Standardizing the format of a germline set

w.lees · October 15, 2016, 10:12am

I have made some small updates to the schema definition in response to comments posted in the document:

ORCID and PubMed ID added to author name and citation respectively, where these items exist.
field labels 5_UTR and LEADIN changed to 5’UTR and L-REGION to match the labels used in the IMGT Ontology, As I noted in the document, I suggest that it is worth using the ontology as a starting point, as the terms are defined and quite widely used. Over time we can adapt and extend the definitions as necessary. The full set of labels is at http://www.imgt.org/ligmdb/label and background/citations are at http://www.imgt.org/IMGTindex/ontology.php .

Does anyone have views on the adoption of the IMGT labels as a starting point?

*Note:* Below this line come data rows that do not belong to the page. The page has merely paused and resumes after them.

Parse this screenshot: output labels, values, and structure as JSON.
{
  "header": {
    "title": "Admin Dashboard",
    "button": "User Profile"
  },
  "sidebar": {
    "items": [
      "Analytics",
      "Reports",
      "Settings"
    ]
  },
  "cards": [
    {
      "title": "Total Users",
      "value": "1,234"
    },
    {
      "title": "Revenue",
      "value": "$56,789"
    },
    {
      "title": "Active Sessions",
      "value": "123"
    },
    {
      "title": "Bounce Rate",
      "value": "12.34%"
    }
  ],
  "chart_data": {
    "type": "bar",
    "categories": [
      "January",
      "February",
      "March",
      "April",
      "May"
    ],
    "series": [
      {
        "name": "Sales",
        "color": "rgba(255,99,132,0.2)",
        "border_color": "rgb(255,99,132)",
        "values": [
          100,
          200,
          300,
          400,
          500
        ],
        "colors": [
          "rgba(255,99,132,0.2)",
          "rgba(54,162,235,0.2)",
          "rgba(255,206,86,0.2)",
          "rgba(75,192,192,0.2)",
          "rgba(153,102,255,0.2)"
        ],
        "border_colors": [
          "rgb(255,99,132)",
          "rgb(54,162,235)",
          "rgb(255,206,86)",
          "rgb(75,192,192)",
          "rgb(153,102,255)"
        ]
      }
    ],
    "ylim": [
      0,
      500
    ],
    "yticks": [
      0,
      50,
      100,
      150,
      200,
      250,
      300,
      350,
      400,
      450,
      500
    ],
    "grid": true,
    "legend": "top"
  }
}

@a.collins, With respect to the comment in your last mail, the schema can accommodate any other labels we need in addition to the ones we already have (5’UTR, L-REGION, FR1, CDR1, FR2, CDR2, FR3, CDR3, FR4), provided that they are annotations which occur at most once per sequence. If we wanted to add annotations, for example to label hotspots, that can occur multiple times in a sequence, we’d need to construct something else. That’s certainly do-able, but is not going to be easy to read or manage in a spreadsheet-type form.

Are there other labels in addition to the ones listed that we should add at this stage?